The Shelf is an interface feature in NeXTSTEP and OPENSTEP, and is used as a repository to store links to commonly used files, directories and programs, and as a temporary "holding" place to move/copy files and directories around in the file system hierarchy. In macOS, items may be dragged onto the sidebar area of the Finder, but these do not behave as placeholders and cannot be manipulated in the below manner.

The dynamics of the Shelf in file system operations can be illustrated by comparison with the metaphor used in the Microsoft Windows operating systems. In order to move a file the following steps may be taken:
- the window containing the source folder is opened
- the window containing the destination folder is opened
- the desired file in the source directory is dragged to the destination folder

With the NeXT operating systems, in addition to moving files by dragging them from window to window, the following method can be used:
- the user navigates to the source directory
- the file is dragged to the Shelf
- the user navigates to the destination directory
- the file is dragged from the Shelf to the destination directory

Note that the file, when dragged to the Shelf, has not moved anywhere and is not changed in any way. The Shelf icon is merely a placeholder for the file. In moving the placeholder off the shelf, the actual action occurs.

The NeXT functionality builds upon this concept by allowing the destination directory to be put on the Shelf as well, and the file can be merely dragged to the destination directory icon.

The process is similar to the Microsoft Windows functionality of copying or cutting file system objects (a file or files, a folder or folders, or a combination of both) to the clipboard; the objects are not copied or removed from their original location until the paste operation to the new location is completed. The Shelf concept, though older, is more powerful in that the file system objects, their sources and destinations are persistent and available as long as they are on the Shelf (in the Windows cut, copy, and paste metaphor the objects and locations persist until one copy/move operation is complete or until something else is placed in the clipboard).

Since Shelf icons are 'placeholders' of sorts, icons can be put on the Shelf representing commonly used directories, and commonly used programs can be put on the Shelf as well.

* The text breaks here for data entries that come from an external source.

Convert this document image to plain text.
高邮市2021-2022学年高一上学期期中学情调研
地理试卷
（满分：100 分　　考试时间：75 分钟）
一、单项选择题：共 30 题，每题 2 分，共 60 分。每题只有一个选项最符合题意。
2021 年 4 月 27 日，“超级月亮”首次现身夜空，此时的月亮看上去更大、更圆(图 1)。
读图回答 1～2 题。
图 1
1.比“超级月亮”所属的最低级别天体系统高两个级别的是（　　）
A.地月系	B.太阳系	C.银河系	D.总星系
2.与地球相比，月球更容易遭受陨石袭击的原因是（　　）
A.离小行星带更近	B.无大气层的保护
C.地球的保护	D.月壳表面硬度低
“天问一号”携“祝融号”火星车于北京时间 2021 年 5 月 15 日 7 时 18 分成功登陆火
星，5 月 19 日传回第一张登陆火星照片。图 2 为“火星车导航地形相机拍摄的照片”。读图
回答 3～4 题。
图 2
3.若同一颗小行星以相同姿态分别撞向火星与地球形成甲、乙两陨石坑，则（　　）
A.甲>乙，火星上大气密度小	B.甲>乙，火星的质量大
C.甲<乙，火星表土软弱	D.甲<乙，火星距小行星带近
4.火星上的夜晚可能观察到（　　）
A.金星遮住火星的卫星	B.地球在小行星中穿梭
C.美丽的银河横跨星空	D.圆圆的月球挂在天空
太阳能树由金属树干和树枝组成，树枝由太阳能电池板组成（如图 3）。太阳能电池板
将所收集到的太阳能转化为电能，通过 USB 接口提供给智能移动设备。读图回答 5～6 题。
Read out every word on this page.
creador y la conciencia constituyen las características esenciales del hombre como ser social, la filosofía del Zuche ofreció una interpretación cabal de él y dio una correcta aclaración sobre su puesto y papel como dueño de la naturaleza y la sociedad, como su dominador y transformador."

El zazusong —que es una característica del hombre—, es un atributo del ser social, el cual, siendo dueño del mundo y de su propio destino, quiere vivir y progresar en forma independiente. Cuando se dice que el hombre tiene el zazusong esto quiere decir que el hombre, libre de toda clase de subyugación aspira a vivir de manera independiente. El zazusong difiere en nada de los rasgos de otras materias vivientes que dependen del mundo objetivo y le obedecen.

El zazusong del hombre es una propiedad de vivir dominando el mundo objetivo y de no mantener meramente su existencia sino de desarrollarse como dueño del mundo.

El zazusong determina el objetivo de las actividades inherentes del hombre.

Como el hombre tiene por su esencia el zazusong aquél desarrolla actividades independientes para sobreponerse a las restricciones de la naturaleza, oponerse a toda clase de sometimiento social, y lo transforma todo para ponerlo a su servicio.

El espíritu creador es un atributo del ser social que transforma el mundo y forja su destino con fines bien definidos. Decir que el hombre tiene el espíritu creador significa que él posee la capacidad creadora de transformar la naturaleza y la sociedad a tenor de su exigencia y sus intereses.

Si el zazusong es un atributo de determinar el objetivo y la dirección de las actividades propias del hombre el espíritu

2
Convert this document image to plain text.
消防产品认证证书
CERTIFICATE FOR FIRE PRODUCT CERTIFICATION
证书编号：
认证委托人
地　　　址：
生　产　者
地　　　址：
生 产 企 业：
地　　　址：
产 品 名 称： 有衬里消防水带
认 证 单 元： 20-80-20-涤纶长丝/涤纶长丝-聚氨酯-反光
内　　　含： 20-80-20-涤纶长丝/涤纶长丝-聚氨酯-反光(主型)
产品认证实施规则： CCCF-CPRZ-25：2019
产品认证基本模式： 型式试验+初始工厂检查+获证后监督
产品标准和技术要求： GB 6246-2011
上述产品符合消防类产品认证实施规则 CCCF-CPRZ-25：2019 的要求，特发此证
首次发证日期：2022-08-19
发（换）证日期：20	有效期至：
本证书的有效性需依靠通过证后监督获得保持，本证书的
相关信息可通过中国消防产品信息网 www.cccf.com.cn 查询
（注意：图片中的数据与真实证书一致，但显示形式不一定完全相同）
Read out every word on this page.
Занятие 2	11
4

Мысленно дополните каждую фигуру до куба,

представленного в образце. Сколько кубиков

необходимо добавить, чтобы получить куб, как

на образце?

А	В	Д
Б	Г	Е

The NeXTSTEP and OPENSTEP file management application (called FileViewer and run by the Workspace Manager) also allowed users to have different shelves associated with particular directories. Users simply opened a new browser rooted in a particular subdirectory, and that browser window would show the corresponding shelf, allowing users to have many different shelves based on whatever folder hierarchy they happened to be using to organize their files.